“Know your enemy” is a maxim fundamental to all military, political and athletic contests, both for offensive and defensive operations. To go out on the field of battle (or play) without knowing the opposition is like blindfolding one eye.
The Central Intelligence Agency has become America’s blindfolded eye in the interdependent world we live in. It is not doing the intelligence-gathering job it was designed for, and, as a result, our nation is paying bitter consequences for being unprepared for each world crisis.
The loss of Iran was due as much to a failure of intelligence as to a failure of policy. U.S. failure to assess the role of the Marxists, the PLO, and the pro-Soviet Afghani Secret Service in the anti-Shah activities led to Carter’s demand, in the name of “human rights,” that the terrorists be released from jail. They promptly fomented the successful revolution.

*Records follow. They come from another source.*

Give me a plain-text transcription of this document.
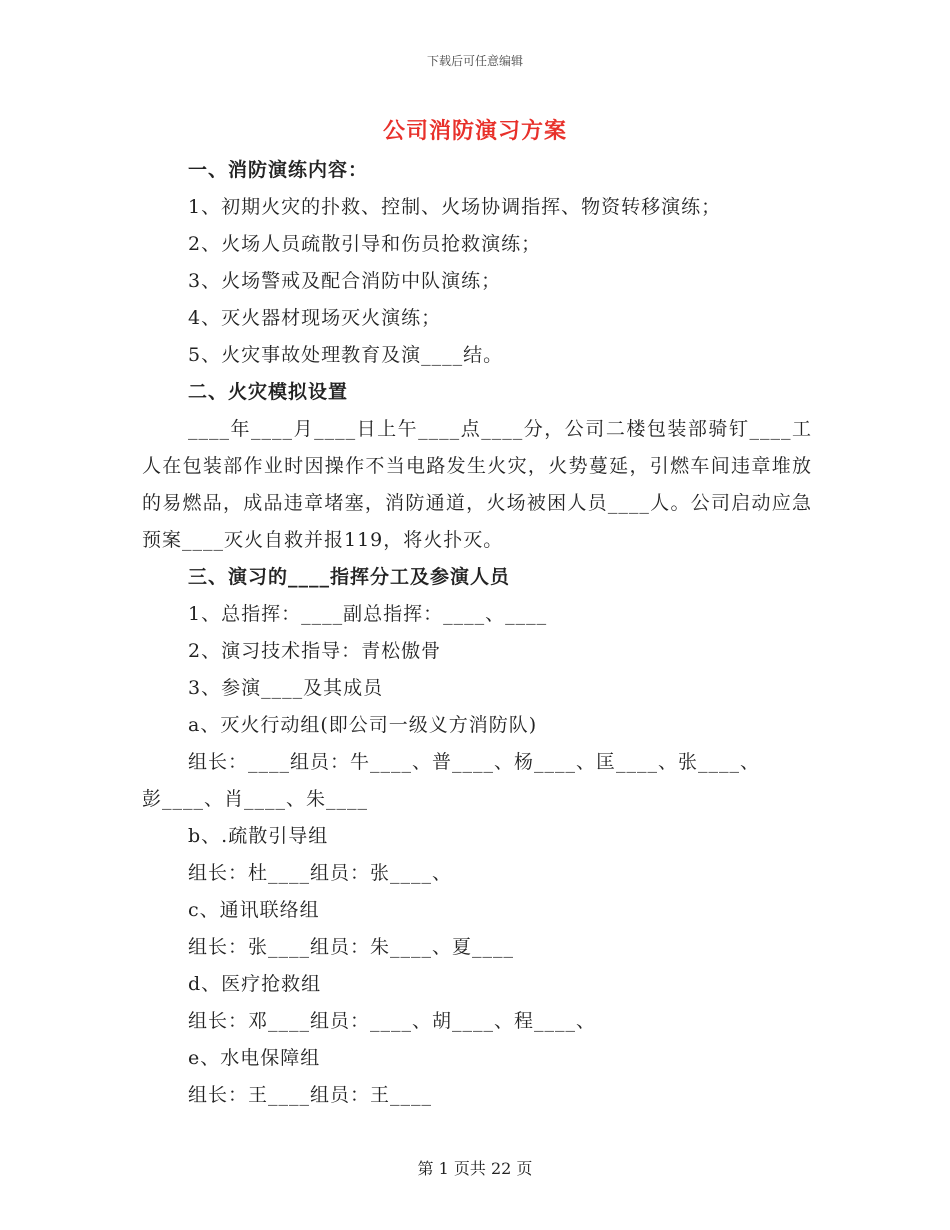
下载后可任意编辑
公司消防演习方案
一、消防演练内容：
1、初期火灾的扑救、控制、火场协调指挥、物资转移演练；
2、火场人员疏散引导和伤员抢救演练；
3、火场警戒及配合消防中队演练；
4、灭火器材现场灭火演练；
5、火灾事故处理教育及演____结。
二、火灾模拟设置
____年____月____日上午____点____分，公司二楼包装部骑钉____工人在包装部作业时因操作不当电路发生火灾，火势蔓延，引燃车间违章堆放的易燃品，成品违章堵塞，消防通道，火场被困人员____人。公司启动应急预案____灭火自救并报119，将火扑灭。
三、演习的____指挥分工及参演人员
1、总指挥：____副总指挥：____、____
2、演习技术指导：青松傲骨
3、参演____及其成员
a、灭火行动组(即公司一级义方消防队)
组长：____组员：牛____、普____、杨____、匡____、张____、
彭____、肖____、朱____
b、.疏散引导组
组长：杜____组员：张____、
c、通讯联络组
组长：张____组员：朱____、夏____
d、医疗抢救组
组长：邓____组员：____、胡____、程____、
e、水电保障组
组长：王____组员：王____
第 1 页共 22 页
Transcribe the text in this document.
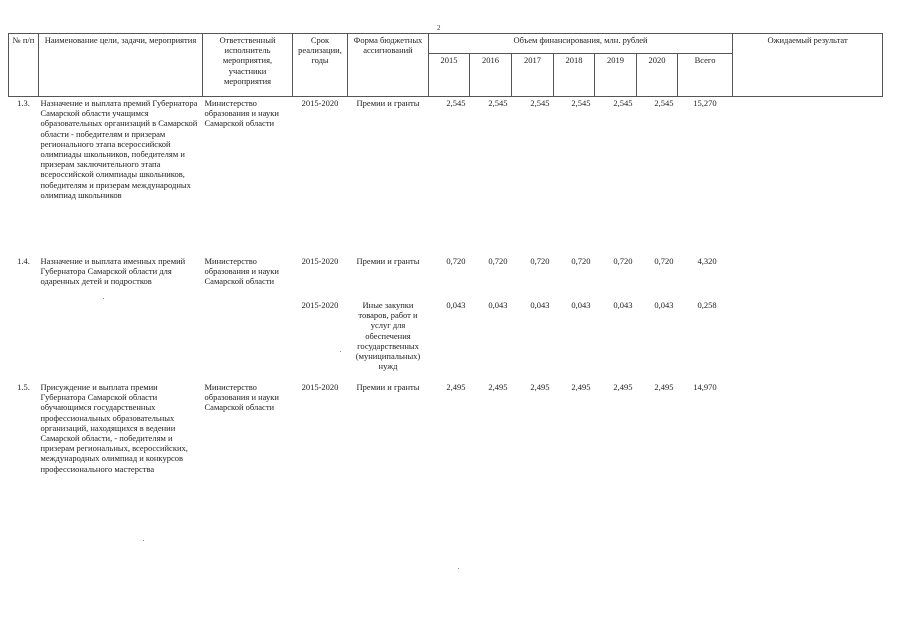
2
№ п/п	Наименование цели, задачи, мероприятия	Ответственный исполнитель мероприятия, участники мероприятия	Срок реализации, годы	Форма бюджетных ассигнований	Объем финансирования, млн. рублей							Ожидаемый результат
					2015	2016	2017	2018	2019	2020	Всего	
1.3.	Назначение и выплата премий Губернатора Самарской области учащимся образовательных организаций в Самарской области - победителям и призерам регионального этапа всероссийской олимпиады школьников, победителям и призерам заключительного этапа всероссийской олимпиады школьников, победителям и призерам международных олимпиад школьников	Министерство образования и науки Самарской области	2015-2020	Премии и гранты	2,545	2,545	2,545	2,545	2,545	2,545	15,270	
1.4.	Назначение и выплата именных премий Губернатора Самарской области для одаренных детей и подростков	Министерство образования и науки Самарской области	2015-2020	Премии и гранты	0,720	0,720	0,720	0,720	0,720	0,720	4,320	
			2015-2020	Иные закупки товаров, работ и услуг для обеспечения государственных (муниципальных) нужд	0,043	0,043	0,043	0,043	0,043	0,043	0,258	
1.5.	Присуждение и выплата премии Губернатора Самарской области обучающимся государственных профессиональных образовательных организаций, находящихся в ведении Самарской области, - победителям и призерам региональных, всероссийских, международных олимпиад и конкурсов профессионального мастерства	Министерство образования и науки Самарской области	2015-2020	Премии и гранты	2,495	2,495	2,495	2,495	2,495	2,495	14,970	
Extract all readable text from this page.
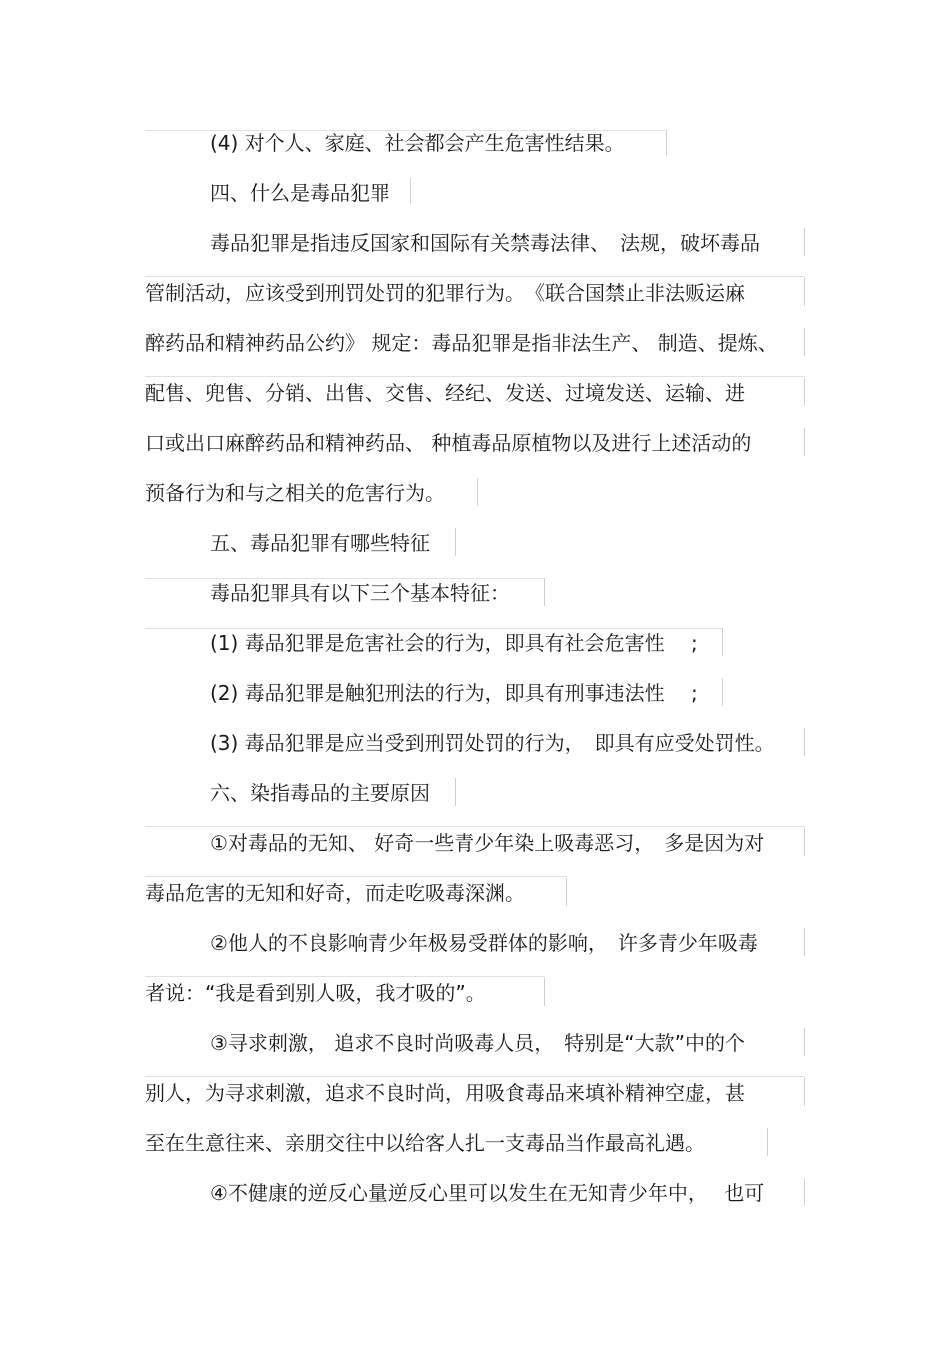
(4) 对个人、家庭、社会都会产生危害性结果。
四、什么是毒品犯罪
毒品犯罪是指违反国家和国际有关禁毒法律、　法规，破坏毒品
管制活动，应该受到刑罚处罚的犯罪行为。　《联合国禁止非法贩运麻
醉药品和精神药品公约》 规定：毒品犯罪是指非法生产、 制造、提炼、
配售、兜售、分销、出售、交售、经纪、发送、过境发送、运输、进
口或出口麻醉药品和精神药品、 种植毒品原植物以及进行上述活动的
预备行为和与之相关的危害行为。
五、毒品犯罪有哪些特征
毒品犯罪具有以下三个基本特征：
(1) 毒品犯罪是危害社会的行为，即具有社会危害性　 ;
(2) 毒品犯罪是触犯刑法的行为，即具有刑事违法性　 ;
(3) 毒品犯罪是应当受到刑罚处罚的行为，　即具有应受处罚性。
六、染指毒品的主要原因
①对毒品的无知、 好奇一些青少年染上吸毒恶习，　多是因为对
毒品危害的无知和好奇，而走吃吸毒深渊。
②他人的不良影响青少年极易受群体的影响，　许多青少年吸毒
者说：“我是看到别人吸，我才吸的”。
③寻求刺激， 追求不良时尚吸毒人员，　特别是“大款”中的个
别人，为寻求刺激，追求不良时尚，用吸食毒品来填补精神空虚，甚
至在生意往来、亲朋交往中以给客人扎一支毒品当作最高礼遇。
④不健康的逆反心量逆反心里可以发生在无知青少年中，　 也可
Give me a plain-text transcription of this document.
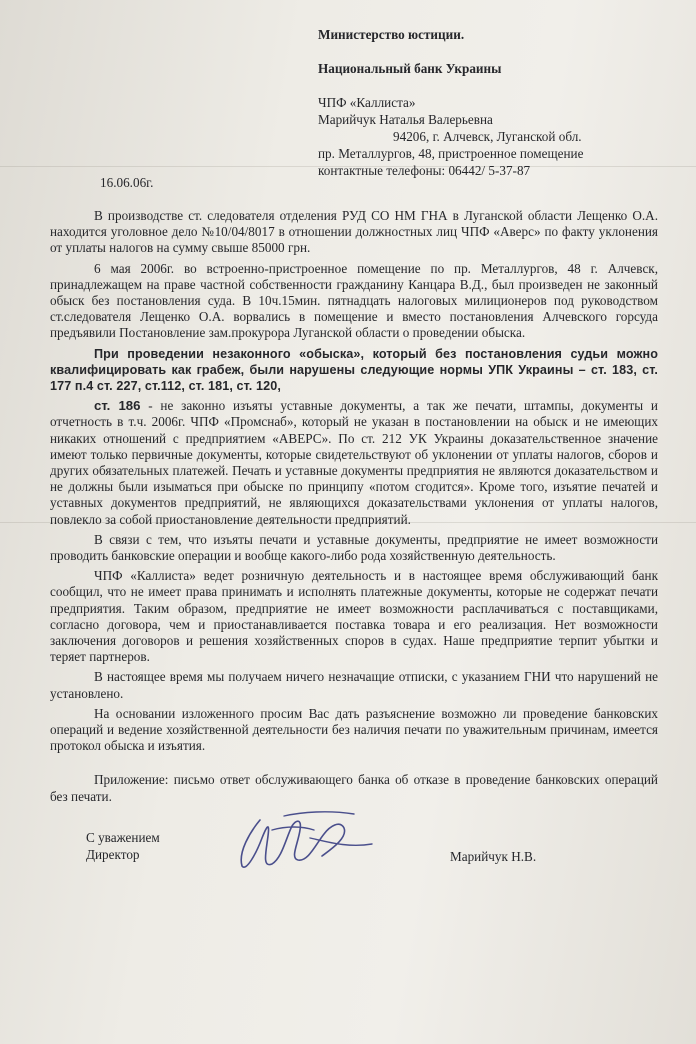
Министерство юстиции.
Национальный банк Украины
ЧПФ «Каллиста»
Марийчук Наталья Валерьевна
94206, г. Алчевск, Луганской обл.
пр. Металлургов, 48, пристроенное помещение
контактные телефоны: 06442/ 5-37-87
16.06.06г.

В производстве ст. следователя отделения РУД СО НМ ГНА в Луганской области Лещенко О.А. находится уголовное дело №10/04/8017 в отношении должностных лиц ЧПФ «Аверс» по факту уклонения от уплаты налогов на сумму свыше 85000 грн.

6 мая 2006г. во встроенно-пристроенное помещение по пр. Металлургов, 48 г. Алчевск, принадлежащем на праве частной собственности гражданину Канцара В.Д., был произведен не законный обыск без постановления суда. В 10ч.15мин. пятнадцать налоговых милиционеров под руководством ст.следователя Лещенко О.А. ворвались в помещение и вместо постановления Алчевского горсуда предъявили Постановление зам.прокурора Луганской области о проведении обыска.

При проведении незаконного «обыска», который без постановления судьи можно квалифицировать как грабеж, были нарушены следующие нормы УПК Украины – ст. 183, ст. 177 п.4 ст. 227, ст.112, ст. 181, ст. 120,

ст. 186 - не законно изъяты уставные документы, а так же печати, штампы, документы и отчетность в т.ч. 2006г. ЧПФ «Промснаб», который не указан в постановлении на обыск и не имеющих никаких отношений с предприятием «АВЕРС». По ст. 212 УК Украины доказательственное значение имеют только первичные документы, которые свидетельствуют об уклонении от уплаты налогов, сборов и других обязательных платежей. Печать и уставные документы предприятия не являются доказательством и не должны были изыматься при обыске по принципу «потом сгодится». Кроме того, изъятие печатей и уставных документов предприятий, не являющихся доказательствами уклонения от уплаты налогов, повлекло за собой приостановление деятельности предприятий.

В связи с тем, что изъяты печати и уставные документы, предприятие не имеет возможности проводить банковские операции и вообще какого-либо рода хозяйственную деятельность.

ЧПФ «Каллиста» ведет розничную деятельность и в настоящее время обслуживающий банк сообщил, что не имеет права принимать и исполнять платежные документы, которые не содержат печати предприятия. Таким образом, предприятие не имеет возможности расплачиваться с поставщиками, согласно договора, чем и приостанавливается поставка товара и его реализация. Нет возможности заключения договоров и решения хозяйственных споров в судах. Наше предприятие терпит убытки и теряет партнеров.

В настоящее время мы получаем ничего незначащие отписки, с указанием ГНИ что нарушений не установлено.

На основании изложенного просим Вас дать разъяснение возможно ли проведение банковских операций и ведение хозяйственной деятельности без наличия печати по уважительным причинам, имеется протокол обыска и изъятия.

Приложение: письмо ответ обслуживающего банка об отказе в проведение банковских операций без печати.

С уважением
Директор	Марийчук Н.В.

After the Shah was overthrown, Carter ordered Iranian military officers not to try a military coup. That was based on the false judgment that the Bakhtiar regime could maintain control. Hundreds of military officers who took Carter’s bad advice (transmitted via General Robert Huyser) were executed by Khomeini kangaroo courts.
When the alleged Iranian students captured the U.S. embassy and imprisoned American hostages, it took weeks for the Carter Administration to discover that the students are Marxists with PLO and other terrorist connections. “We can’t use anti-Khomeini factions to overthrow him and release the American hostages because we have no reliable intelligence contacts inside Iran.
U.S. intelligence failures in Afghanistan have been just as bad. The Soviet takeover didn’t begin in January 1980 when the Russian tanks and troops rolled in. The troop movement was only a demonstration of the Brezhnev doctrine: “we use troops to keep what we have already taken.”
The Soviets actually took Afghanistan nearly two years ago when they co-opted the Afghani military operations and installed a pro-Soviet regime in Kabul. But U.S. intelligence didn’t seem to realize it, even when the U.S. Ambassador to Afghanistan was murdered with Soviet officials as spectators.
Last year, the Carter Administration transferred nearly $400 million of U.S. military equipment to North Yemen (via Saudi Arabia) based on the assessment that North Yemen was friendly to the West. North Yemen is now letting Soviet military personnel train its army and police (using our equipment).
It took the Carter Administration many months to confirm and admit that a Soviet combat brigade is in Cuba. Like the spouse who is always the last to find out about infidelity, the Carter Administration was the last to learn how the Soviets have built up a military base in Cuba during the last three years with MIG-23 fighter-bombers, two Foxtrot-class submarines, and a new Cienfuegos pier to service submarines.
There is only one agency capable of ferreting out and transmitting the foreign intelligence information we need: the CIA. It certainly hasn’t been a paradigm of virtue or accuracy, but it’s better than flying blindfolded from crisis to crisis.
The CIA has been sabotaged by a combination of internal “reforms” and external exposes carried out by American civil libertarians who think the grassroots must be privy to every national-security secret. “Reform” is probably the most misused word in the English language, but it takes more than usual gall to apply “reform” to the forcible retirement of some 2,000 of the most experienced CIA senior personnel, plus another 820 from the division responsible for covert operations.
New regulations imposed as a result of the Church and Pike Committee exposes now give 74 Senators “oversight” privileges over CIA. Did you ever try telling something to 74 persons and asking them to keep it secret?
The time has come to restore the intelligence-gathering effectiveness of the CIA by rebuilding the morale of dedicated personnel and redefining their ability to do their job free from Congressional meddling.